Top law enforcement award given to Chief Michael Maloney for ‘paying the ultimate sacrifice’
In the eyes of his peers, Greenland Police Chief Michael Maloney epitomized the risks law enforcement officers face every day and how they are supposed to act under fire.
As one of Maloney’s fellow officers lay wounded April 12, Maloney ran to his aid and pulled him to safety. As an armed gunman sprayed bullets from his Greenland home, Maloney returned fire, protecting the other officers and the people who lived nearby.
In those moments, Maloney paid the ultimate sacrifice.
On Wednesday, the New Hampshire Association of Chiefs of Police awarded Maloney with the Medal of Honor, its highest award. The medal was given posthumously to Maloney’s wife, Peg, the “love of his life.”
“It’s the epitome of the sacrifice we make,” said Pittsfield Police Chief Bob Wharem, president of the Association of Chiefs. “He gave his life protecting the officers around him and the residents of that area.”
It’s the first time Wharem could recall the association giving the award in the 17 years he’s been involved, he said.
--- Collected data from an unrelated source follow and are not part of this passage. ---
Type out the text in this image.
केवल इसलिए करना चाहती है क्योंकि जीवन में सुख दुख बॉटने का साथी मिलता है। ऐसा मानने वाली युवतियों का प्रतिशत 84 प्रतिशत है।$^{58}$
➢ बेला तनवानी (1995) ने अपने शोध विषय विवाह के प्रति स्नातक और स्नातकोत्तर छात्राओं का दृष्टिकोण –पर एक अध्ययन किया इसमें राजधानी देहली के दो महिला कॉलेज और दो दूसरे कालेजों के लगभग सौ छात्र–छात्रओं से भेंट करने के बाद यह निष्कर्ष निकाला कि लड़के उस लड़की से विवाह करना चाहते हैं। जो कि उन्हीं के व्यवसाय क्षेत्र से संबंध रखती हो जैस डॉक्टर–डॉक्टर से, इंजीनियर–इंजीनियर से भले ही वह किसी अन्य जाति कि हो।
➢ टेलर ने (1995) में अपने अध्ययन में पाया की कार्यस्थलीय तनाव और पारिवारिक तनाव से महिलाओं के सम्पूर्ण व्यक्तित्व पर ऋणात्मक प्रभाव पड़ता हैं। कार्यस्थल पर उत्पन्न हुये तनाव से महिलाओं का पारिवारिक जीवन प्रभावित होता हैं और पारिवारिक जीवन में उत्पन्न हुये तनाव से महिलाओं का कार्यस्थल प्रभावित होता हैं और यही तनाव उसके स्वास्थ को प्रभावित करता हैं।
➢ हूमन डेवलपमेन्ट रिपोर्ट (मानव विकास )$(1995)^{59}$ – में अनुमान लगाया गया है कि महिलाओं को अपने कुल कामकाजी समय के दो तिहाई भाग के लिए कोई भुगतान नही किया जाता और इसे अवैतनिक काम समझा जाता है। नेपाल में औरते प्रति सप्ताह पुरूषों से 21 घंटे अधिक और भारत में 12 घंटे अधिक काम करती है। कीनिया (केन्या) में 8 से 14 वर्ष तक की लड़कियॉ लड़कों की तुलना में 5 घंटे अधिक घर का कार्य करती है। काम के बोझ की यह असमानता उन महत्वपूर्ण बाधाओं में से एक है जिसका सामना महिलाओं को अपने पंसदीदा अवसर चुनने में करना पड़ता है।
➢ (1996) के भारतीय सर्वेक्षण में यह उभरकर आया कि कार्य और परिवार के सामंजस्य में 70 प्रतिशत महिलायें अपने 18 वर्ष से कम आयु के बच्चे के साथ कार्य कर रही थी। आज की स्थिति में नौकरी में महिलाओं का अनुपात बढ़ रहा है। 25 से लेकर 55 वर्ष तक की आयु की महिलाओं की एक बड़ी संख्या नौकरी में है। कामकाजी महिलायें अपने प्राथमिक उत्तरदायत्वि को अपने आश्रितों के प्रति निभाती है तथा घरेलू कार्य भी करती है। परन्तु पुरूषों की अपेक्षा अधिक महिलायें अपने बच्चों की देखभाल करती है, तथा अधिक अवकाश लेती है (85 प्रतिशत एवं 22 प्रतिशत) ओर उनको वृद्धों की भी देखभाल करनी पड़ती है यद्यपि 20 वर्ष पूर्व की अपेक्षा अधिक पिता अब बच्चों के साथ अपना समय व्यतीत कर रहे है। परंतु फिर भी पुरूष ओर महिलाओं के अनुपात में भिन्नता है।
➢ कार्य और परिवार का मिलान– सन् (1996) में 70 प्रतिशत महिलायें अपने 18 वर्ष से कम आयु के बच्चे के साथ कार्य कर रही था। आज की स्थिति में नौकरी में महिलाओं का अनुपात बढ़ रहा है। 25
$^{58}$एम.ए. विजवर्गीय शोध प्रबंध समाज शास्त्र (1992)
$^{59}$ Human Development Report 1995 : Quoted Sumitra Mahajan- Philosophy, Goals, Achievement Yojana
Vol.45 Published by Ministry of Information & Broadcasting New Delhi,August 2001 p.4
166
Newly sworn in Greenland Police Chief Tara Laurent recommended Maloney for the Medal of Honor for his actions on the night he was killed.
“Chief Maloney’s heroism under life-threatening circumstances embodies courage, strength and selflessness that are beyond measure,” she said in her letter.
Maloney’s fellow chiefs couldn’t have agreed more.
Giving Maloney the Medal of Honor wasn’t even a question, Wharem said. The decision was unanimous.
“Everybody wanted to do something to honor him,” he said. “He’s a law enforcement officer who did what he loved and protected his community. This is what law enforcement is all about.”
Wharem was Maloney’s partner in 1991 and 1992, when they both worked together for the North Hampton Police Department. Maloney, the senior officer on the force, trained Wharem on the department’s policies and procedures.
Maloney was a fun guy, who took his job very seriously, Wharem said.
“I know Mike Maloney, and he would have done the same thing 20,000 times over if he had the chance,” Wharem said.
Laurent was sworn in after the shooting. One of the first things she did was nominate Maloney for the state’s top law enforcement award.
Her letter detailed Maloney’s actions during the deadly exchange with gunman Cullen Mutrie.
“Detective Scott Kukesh was the first officer wounded during the initial volley of fire. As all of the officers retreated for cover, Chief Maloney dragged Detective Kukesh to safety, placed him in a police cruiser, and had him taken to Portsmouth Regional Hospital,” Laurent wrote. “Chief Maloney returned to the immediate vicinity of the gun battle to defend other wounded officers to ensure their safe evacuation.
Wharem was among the officers who went to the Portsmouth Hospital last Thursday night after the five officers were shot.
“We’re very proud as a law enforcement community to have him among our ranks,” he said. “We’re very proud to have the members of the Greenland Police Department among our ranks. They’re a great group of people.”